Nonetheless, criticising the basic elements of Varda’s film somehow seems trivial. It is a marker in European cinema and a forerunner of some of the greatest works the medium has ever produced. That it is self-conscious, indulgent and formal to a fault merely mark it out as a rough sketch for the landscape other directors would more clearly detail in the following years. As an exercise in production La Pointe-Courte is every bit as audacious as anything the Nouvelle Vague would manage and in its own excesses it can’t help but prove fascinating; perhaps more so for the discussions it provokes than for the act of watching the film itself. In that sense Brecht might indeed be proud. It was largely buried in its initial run, distributed to only a handful of cinemas throughout France, but looking back now it is remarkable in its foresight and its artistic significance. As the Italians sought escape from the inadvertent trap of post-war realism and the French sought revolution against what Truffaut termed the ‘Tradition of Quality’, Varda, seemingly on her own and entirely self-realised, unearthed that very thing.

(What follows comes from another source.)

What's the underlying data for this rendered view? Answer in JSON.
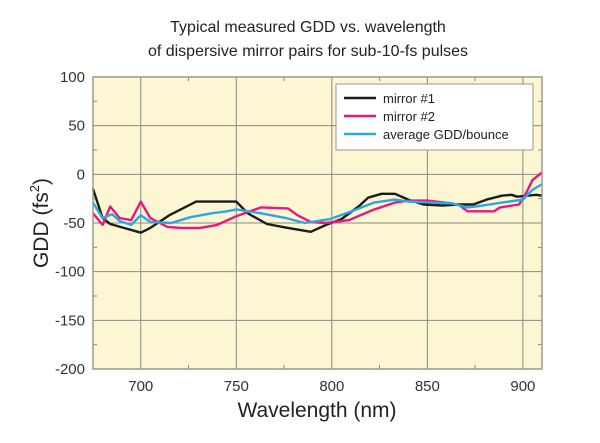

1 More modern editions carry the title, “The Wild Palms (If I Forget Thee, Jerusalem)”, which reinstates Faulkner’s original preference for the title without removing the established name.

2 Such is the phrase subtitled in interviews included with Criterion’s U.S. release of the film.

3 An interview aired in 1964 from the television series, Cinéastes de notre temps, also included on Criterion’s release.

4 Further finding footing with Vigo, during its initial theatrical run La Pointe-Courte was paired with that director’s delightfully effervescent travelogue, À propos de Nice.

5 Admittedly at this point Rossellini himself was beginning to break and change the dynamics of Italian cinema too, a task he seemed more comfortable with than many of his contemporaries with perhaps the exception of Visconti. Accompanying him on the path would be a host of directors, Antonioni, Fellini, Leone etc., who mostly worked as writers during the Neo-Realist movement.

6 Documentarian and anthropologist Jean Rouch was of major significance to the likes of Godard and Truffaut and he even contributed some work directly to the movement such as a segment in the Nouvelle Vague compendium film, Paris vu par… (aka Six in Paris). His ethnographic approach to cinema finds plenty of overlap with Varda’s portrayal of the fishermen.